Critics also approved of its handling of James' first sexual experience, with a Swedish exchange student (Kirsten Baker) in the episode which aired February 9, 1978— at which point the show assumed the name James at 16. However, head writer Wakefield quit in a dispute with NBC over the use of the euphemism "responsible" for "birth control" in the episode as well as the network's insistence that James should feel remorse over his decision.

Behind the scenes, Martin Manulis and Joe Hardy, the show's original executive producers, were replaced by Ron Rubin in December 1977. Despite the critical acclaim, the show lasted only one season. Kerwin was age 16 when the series began and had turned 17 when it was canceled.

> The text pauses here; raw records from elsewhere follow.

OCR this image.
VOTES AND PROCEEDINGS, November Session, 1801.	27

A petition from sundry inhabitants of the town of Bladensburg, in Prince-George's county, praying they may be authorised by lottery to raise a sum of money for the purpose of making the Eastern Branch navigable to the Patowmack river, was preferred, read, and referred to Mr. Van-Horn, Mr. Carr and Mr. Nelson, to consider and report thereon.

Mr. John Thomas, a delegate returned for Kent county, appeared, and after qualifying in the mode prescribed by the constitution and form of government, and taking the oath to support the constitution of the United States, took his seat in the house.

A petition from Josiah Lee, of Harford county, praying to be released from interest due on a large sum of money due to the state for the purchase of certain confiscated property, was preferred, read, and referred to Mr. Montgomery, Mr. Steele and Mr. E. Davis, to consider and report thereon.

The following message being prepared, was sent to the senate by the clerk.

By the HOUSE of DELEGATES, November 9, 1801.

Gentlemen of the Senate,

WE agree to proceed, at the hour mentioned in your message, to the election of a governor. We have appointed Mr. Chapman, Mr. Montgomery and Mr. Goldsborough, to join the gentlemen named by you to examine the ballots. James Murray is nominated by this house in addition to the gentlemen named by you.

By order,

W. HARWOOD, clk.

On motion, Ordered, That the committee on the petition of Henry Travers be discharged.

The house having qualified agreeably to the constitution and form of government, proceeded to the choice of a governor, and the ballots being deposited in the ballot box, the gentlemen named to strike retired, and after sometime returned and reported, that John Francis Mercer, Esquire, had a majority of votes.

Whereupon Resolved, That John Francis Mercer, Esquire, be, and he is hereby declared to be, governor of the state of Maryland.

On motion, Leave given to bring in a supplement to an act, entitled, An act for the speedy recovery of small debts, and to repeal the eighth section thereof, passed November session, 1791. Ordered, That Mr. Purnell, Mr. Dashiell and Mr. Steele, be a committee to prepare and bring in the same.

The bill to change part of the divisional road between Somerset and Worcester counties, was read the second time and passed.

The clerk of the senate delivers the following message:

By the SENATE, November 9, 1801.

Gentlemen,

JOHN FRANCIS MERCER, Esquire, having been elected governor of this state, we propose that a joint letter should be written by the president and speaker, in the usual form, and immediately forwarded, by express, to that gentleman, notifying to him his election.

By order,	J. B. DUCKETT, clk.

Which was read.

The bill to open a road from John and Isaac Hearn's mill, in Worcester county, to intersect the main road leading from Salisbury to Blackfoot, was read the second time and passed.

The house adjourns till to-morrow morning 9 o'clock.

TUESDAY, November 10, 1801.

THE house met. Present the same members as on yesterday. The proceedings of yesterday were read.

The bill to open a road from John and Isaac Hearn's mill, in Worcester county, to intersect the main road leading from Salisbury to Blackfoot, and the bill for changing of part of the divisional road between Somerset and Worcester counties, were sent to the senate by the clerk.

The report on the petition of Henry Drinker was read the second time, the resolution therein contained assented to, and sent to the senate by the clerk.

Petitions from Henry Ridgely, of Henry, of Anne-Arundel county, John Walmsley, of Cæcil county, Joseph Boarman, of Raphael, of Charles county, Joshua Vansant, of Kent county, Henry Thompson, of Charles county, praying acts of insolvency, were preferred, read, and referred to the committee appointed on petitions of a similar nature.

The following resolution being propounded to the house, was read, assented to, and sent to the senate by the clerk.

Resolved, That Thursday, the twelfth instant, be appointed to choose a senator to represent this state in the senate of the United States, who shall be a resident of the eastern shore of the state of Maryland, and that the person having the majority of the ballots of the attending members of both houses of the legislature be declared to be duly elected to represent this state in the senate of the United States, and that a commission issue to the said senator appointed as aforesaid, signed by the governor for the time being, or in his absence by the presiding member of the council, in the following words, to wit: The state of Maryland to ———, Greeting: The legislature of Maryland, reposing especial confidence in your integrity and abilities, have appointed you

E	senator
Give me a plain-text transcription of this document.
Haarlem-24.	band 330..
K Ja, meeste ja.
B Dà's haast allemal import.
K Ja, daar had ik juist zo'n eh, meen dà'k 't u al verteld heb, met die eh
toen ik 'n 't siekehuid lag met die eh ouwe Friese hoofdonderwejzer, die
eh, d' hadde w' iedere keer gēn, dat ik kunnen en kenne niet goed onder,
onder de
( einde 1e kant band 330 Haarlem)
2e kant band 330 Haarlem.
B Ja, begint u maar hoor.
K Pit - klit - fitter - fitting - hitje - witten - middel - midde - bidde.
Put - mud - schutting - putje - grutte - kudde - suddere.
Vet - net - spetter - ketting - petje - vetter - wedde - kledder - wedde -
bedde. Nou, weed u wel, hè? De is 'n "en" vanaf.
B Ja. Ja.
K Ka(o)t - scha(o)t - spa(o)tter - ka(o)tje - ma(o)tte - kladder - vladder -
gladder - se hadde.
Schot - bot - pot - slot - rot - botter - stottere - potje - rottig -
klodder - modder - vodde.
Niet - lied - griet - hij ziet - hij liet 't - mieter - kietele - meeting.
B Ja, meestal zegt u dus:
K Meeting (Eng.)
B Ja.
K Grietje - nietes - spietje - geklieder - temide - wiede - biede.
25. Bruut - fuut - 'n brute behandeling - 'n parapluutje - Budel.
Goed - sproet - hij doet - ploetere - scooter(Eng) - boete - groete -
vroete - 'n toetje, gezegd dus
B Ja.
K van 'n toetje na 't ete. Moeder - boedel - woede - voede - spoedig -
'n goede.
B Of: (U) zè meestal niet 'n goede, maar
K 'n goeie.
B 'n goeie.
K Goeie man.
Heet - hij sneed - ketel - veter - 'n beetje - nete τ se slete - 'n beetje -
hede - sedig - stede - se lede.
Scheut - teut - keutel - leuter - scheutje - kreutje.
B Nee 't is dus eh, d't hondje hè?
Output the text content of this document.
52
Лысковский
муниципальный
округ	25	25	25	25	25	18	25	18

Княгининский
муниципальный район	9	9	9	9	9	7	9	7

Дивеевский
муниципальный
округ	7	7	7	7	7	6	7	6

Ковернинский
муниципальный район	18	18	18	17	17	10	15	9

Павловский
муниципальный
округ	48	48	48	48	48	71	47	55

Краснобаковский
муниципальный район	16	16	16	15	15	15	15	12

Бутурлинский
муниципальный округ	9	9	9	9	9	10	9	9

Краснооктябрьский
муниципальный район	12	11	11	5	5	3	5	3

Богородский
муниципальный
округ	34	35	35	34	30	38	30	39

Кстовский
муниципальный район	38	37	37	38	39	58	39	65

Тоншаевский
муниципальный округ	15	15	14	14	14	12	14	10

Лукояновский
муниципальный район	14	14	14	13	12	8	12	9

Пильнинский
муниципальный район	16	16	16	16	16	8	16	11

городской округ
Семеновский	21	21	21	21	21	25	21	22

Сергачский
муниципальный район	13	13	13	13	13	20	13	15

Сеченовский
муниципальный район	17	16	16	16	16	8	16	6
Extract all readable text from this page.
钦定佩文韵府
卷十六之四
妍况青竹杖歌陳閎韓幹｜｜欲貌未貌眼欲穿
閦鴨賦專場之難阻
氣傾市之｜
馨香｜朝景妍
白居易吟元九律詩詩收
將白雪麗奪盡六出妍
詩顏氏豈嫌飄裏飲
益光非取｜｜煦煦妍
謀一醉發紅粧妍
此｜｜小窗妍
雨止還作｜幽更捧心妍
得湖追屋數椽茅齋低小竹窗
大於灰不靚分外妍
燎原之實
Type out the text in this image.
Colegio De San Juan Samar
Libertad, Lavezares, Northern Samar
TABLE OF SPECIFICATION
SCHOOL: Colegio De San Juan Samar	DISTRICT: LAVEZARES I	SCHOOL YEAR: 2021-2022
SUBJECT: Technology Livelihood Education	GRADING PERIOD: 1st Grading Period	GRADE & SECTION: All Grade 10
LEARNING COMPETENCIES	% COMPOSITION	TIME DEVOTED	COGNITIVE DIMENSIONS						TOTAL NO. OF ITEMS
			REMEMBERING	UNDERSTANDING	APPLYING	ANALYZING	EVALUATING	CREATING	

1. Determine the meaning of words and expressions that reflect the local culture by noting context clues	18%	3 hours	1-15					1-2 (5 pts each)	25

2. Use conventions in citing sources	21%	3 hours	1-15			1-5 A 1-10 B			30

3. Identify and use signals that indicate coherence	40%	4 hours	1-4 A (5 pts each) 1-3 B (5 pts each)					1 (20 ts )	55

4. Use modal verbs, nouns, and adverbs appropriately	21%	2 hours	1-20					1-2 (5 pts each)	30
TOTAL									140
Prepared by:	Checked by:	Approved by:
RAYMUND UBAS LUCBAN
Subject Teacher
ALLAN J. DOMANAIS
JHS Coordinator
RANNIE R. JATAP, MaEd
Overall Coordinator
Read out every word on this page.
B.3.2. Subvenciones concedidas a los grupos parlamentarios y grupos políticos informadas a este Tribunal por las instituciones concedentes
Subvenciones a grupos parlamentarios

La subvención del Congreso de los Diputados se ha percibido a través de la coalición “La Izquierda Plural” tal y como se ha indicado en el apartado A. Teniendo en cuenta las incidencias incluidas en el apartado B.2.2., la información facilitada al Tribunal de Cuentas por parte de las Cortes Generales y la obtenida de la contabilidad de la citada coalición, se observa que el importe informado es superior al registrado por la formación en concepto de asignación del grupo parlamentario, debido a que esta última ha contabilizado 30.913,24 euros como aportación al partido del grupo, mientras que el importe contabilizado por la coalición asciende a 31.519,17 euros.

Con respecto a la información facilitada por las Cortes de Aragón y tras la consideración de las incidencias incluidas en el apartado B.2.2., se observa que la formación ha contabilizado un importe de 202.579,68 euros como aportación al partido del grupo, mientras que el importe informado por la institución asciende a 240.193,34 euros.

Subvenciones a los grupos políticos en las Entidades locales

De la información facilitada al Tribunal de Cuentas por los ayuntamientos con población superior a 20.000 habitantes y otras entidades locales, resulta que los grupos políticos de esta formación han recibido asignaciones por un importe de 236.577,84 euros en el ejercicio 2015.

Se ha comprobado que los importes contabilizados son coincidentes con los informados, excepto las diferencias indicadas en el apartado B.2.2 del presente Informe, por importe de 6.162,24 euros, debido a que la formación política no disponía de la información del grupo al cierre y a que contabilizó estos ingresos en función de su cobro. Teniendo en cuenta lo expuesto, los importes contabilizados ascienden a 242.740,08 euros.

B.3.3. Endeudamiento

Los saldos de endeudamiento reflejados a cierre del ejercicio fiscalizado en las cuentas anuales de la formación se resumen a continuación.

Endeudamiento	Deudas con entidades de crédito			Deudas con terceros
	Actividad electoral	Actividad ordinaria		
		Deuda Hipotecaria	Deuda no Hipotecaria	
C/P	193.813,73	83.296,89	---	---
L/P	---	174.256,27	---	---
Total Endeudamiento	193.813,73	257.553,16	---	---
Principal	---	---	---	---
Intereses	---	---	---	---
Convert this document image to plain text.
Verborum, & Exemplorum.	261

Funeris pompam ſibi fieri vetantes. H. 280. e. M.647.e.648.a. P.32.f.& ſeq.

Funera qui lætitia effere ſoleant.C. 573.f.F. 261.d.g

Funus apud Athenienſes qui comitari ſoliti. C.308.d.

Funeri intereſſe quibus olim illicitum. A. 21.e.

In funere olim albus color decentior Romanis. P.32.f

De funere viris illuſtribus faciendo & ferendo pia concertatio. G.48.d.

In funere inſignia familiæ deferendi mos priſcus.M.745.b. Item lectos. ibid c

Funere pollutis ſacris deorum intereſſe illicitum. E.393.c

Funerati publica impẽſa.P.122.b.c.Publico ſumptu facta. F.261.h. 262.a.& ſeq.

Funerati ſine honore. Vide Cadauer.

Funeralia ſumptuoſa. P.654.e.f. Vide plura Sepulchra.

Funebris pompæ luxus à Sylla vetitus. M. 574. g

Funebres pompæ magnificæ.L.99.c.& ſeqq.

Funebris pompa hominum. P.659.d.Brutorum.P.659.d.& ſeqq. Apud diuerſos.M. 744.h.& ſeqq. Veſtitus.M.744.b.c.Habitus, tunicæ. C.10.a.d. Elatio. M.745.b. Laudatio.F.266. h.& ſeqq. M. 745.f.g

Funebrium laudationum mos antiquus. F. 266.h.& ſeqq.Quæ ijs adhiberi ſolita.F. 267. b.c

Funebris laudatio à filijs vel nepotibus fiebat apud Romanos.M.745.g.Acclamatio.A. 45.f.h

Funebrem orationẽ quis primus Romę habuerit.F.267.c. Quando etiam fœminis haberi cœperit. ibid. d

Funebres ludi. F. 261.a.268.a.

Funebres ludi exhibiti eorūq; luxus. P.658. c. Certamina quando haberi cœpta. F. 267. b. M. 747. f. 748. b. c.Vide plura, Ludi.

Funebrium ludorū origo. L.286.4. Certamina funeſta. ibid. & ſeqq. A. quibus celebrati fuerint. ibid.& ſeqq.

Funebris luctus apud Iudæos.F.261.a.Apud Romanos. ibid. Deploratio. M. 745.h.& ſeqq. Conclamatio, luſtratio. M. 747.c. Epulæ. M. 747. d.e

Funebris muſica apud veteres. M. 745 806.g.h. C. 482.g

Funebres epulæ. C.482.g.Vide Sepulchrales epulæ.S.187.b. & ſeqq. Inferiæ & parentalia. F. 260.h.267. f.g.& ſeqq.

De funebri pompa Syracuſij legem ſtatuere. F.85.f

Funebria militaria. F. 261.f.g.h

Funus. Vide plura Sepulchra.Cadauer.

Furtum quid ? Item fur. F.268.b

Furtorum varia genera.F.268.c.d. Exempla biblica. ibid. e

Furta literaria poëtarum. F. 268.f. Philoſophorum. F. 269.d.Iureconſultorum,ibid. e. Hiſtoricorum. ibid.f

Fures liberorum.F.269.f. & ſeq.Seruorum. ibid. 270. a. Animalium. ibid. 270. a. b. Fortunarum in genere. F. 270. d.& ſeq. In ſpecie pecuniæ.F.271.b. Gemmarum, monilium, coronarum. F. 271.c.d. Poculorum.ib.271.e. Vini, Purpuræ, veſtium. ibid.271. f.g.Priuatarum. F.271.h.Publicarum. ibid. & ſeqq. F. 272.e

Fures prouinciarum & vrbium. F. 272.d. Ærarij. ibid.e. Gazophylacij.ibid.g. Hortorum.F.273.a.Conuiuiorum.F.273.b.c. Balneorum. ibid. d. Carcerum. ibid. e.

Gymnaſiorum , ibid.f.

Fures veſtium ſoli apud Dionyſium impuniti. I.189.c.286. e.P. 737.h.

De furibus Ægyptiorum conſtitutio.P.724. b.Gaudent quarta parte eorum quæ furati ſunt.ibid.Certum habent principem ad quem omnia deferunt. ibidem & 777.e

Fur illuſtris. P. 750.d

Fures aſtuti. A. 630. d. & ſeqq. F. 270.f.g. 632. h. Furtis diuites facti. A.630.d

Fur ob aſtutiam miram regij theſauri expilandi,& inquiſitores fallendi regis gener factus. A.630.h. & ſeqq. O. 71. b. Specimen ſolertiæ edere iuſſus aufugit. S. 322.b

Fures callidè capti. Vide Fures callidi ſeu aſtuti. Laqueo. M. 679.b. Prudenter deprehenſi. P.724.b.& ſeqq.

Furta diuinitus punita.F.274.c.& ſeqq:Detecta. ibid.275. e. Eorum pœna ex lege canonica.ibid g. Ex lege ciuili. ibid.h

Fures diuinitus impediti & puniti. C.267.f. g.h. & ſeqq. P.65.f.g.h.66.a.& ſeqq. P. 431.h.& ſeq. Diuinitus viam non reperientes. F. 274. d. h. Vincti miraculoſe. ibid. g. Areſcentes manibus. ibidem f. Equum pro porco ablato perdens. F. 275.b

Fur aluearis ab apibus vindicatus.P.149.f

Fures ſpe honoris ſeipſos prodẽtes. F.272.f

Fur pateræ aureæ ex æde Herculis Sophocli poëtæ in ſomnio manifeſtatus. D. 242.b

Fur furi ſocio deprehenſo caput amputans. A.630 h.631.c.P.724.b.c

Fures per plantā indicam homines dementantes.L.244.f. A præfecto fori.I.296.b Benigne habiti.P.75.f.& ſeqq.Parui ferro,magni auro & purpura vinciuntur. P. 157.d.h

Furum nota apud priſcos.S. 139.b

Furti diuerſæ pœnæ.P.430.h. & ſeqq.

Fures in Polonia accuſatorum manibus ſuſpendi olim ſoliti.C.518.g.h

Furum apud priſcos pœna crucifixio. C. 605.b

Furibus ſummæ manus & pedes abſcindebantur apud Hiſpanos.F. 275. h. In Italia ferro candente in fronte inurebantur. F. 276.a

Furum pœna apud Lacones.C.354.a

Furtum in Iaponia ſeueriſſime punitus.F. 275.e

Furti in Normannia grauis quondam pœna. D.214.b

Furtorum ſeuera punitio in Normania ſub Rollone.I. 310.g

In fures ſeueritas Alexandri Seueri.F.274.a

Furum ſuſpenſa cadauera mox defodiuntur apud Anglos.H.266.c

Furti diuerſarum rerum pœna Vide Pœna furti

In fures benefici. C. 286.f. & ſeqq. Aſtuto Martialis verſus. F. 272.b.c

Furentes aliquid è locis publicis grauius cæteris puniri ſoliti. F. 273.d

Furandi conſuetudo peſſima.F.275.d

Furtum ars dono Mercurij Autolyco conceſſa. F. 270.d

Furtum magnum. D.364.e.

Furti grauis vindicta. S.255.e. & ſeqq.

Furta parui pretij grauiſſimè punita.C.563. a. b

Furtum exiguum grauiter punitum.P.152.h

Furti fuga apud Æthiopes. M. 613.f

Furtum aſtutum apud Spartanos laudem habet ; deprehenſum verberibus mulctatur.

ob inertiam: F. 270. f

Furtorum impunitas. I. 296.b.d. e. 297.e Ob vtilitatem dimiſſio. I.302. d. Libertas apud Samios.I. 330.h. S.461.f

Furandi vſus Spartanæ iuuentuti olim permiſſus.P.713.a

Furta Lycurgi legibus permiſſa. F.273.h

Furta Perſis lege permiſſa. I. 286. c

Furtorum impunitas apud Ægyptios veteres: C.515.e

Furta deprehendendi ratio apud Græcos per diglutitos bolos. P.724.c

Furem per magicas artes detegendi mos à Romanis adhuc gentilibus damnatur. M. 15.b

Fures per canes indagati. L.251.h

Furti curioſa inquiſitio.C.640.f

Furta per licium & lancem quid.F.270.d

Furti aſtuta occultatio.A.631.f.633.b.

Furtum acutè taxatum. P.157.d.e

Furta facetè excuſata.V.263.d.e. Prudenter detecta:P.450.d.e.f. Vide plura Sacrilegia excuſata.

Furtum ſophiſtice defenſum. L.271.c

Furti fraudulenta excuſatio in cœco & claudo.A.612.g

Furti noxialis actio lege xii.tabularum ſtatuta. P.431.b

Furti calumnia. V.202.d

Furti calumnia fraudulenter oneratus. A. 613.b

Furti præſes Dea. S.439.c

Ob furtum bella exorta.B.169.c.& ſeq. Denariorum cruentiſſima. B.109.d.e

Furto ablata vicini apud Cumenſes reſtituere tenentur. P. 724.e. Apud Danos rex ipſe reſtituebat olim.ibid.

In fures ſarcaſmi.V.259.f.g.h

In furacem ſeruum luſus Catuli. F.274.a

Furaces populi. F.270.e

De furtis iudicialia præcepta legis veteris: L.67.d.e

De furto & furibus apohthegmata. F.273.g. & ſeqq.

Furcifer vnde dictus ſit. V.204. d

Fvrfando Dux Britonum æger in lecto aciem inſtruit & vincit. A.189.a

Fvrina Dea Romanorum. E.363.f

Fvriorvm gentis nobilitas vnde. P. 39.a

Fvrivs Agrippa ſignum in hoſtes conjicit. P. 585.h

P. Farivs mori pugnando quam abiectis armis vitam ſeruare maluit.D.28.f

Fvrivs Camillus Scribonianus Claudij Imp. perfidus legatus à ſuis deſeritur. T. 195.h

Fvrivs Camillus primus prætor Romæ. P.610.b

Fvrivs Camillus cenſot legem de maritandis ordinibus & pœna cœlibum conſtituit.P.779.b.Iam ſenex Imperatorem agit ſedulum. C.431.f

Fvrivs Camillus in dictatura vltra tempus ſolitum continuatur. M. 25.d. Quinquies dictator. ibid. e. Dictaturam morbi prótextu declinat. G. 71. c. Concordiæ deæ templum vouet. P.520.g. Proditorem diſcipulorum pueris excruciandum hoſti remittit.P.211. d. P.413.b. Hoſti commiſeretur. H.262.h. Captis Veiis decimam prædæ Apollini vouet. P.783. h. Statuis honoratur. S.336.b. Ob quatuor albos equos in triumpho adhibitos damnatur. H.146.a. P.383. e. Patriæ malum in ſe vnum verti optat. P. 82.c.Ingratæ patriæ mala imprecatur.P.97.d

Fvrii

==Awards and nominations==

| Year | Award | Result | Category | Recipient |
| 1978 | Primetime Emmy Award | Nominated | Outstanding Lead Actress for a Single Appearance in a Drama or Comedy Series | Irene Tedrow (for the episode "Ducks") |
| Primetime Emmy Award | Outstanding Lead Actress for a Single Appearance in a Drama or Comedy Series | Kate Jackson (for the episode "Pilot") |
| Directors Guild of America Award | Outstanding Directorial Achievement in Dramatic Series' - Night | Joseph Hardy (for the "Friends") |

==Novelization==
Two novels were written by author April Smith: James at 15 and Friends.

==Legacy==
Kevin Williamson, the creator of Dawson's Creek, cited this show as a major influence on him and named it as an inspiration for his show. Williamson said, "Dawson's Creek came out of my desire to do James at 15 for the '90s. It was very provocative and way ahead of its time."

The Beastie Boys refer to the show in their song "Hey Ladies" ("I'm not James at 15 or Chachi in charge..."), from the album Paul's Boutique.

The title of The Breakup Society's 2004 album James at 35 is a reference to James at 15.